Sort of like how suddenly when the gay movement became a thing 10 years ago suddenly he started bumping into gay people everywhere. Or now that gender fluidity and the ridiculous idea that gender identity is imaginary has become the latest movement people flash around like a fashion accessory, this happens.
Hah! That's giving me flashbacks to the 00s when every week there was a 'gay agenda' thread. Nothing against you saying that at all, RTD admitted that there was one. But then, RTD himself finds those stories fascinating, as evidenced by his brilliant shows Queer as Folk, and Cucumber/Banana. Hinchcliffe had his thing for gothic horror, Adams overt often absurd humour and Nation... Well Nazis, spies and all of the popular themes from the postwar era.
It'll be a different flavour to the show if Chibnall wants his era to be about gender perceptions sure, but what each of those eras have in common is that they're primarily about a mad alien travelling in a spacetime capsule that they've stolen having mad adventures. I doubt that's going to change.
Hell, put it this way - the Pertwee era was a far more drastic change in format than this will likely be. The show survived and thrived with that left-field decision, it was only when it started looking backwards that it started to suffer (well that and Grade, who'd long hated the show finally got into a position where he could kill it, ironically just as it was beginning to find its feet again)
There's also the point that until 2020 the show is probably safe. Until then the... Unique manner in which the BBC acquires its funding, and its remit to make public television are still intact. After 2020, who knows? But the show has been all but guaranteed five more seasons to find its groove again if rumours are to be believed.
Basically all I'm asking is that you give it a fair chance. The show started off as an educational tool, before rapidly morphing into the scifi show we all know today. Who wouldn't still exist if someone hadn't had the radical idea to make the recast an inherent part of the character. I'd like to think this relatively small addition to that lore will only help the show's longterm survival by opening up a whole raft of storytelling options that weren't available before. However I'm trying to be empathetic with the people who are disappointed.

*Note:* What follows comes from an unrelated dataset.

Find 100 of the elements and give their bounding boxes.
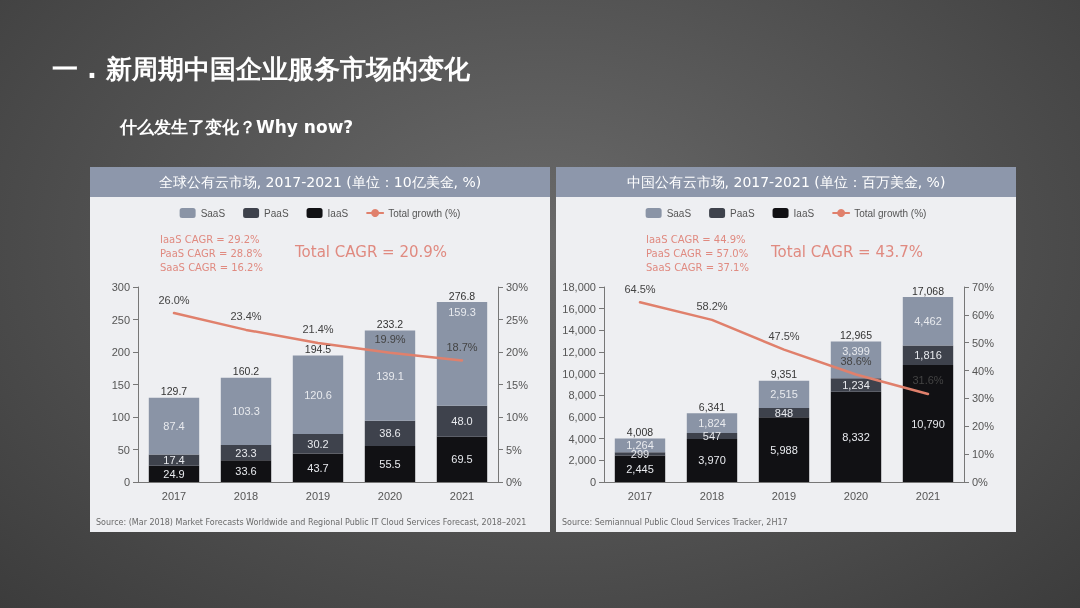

Hah yeah - ironically not actually seen the Ghostbusters film, but I remember the hate that came before the film, and the rather... Obvious relief that the reboot wasn't that good. Hrmm, the thing is whilst the fan reaction is definitely comparable, the situation otherwise isn't. I'm not sure there is another show that has this level of flexibility of format encoded into its very fabric. (See previous Pertwee example.) I keep flashing back to the fact that Sydney Newman wanted it to happen as far back as the 80s.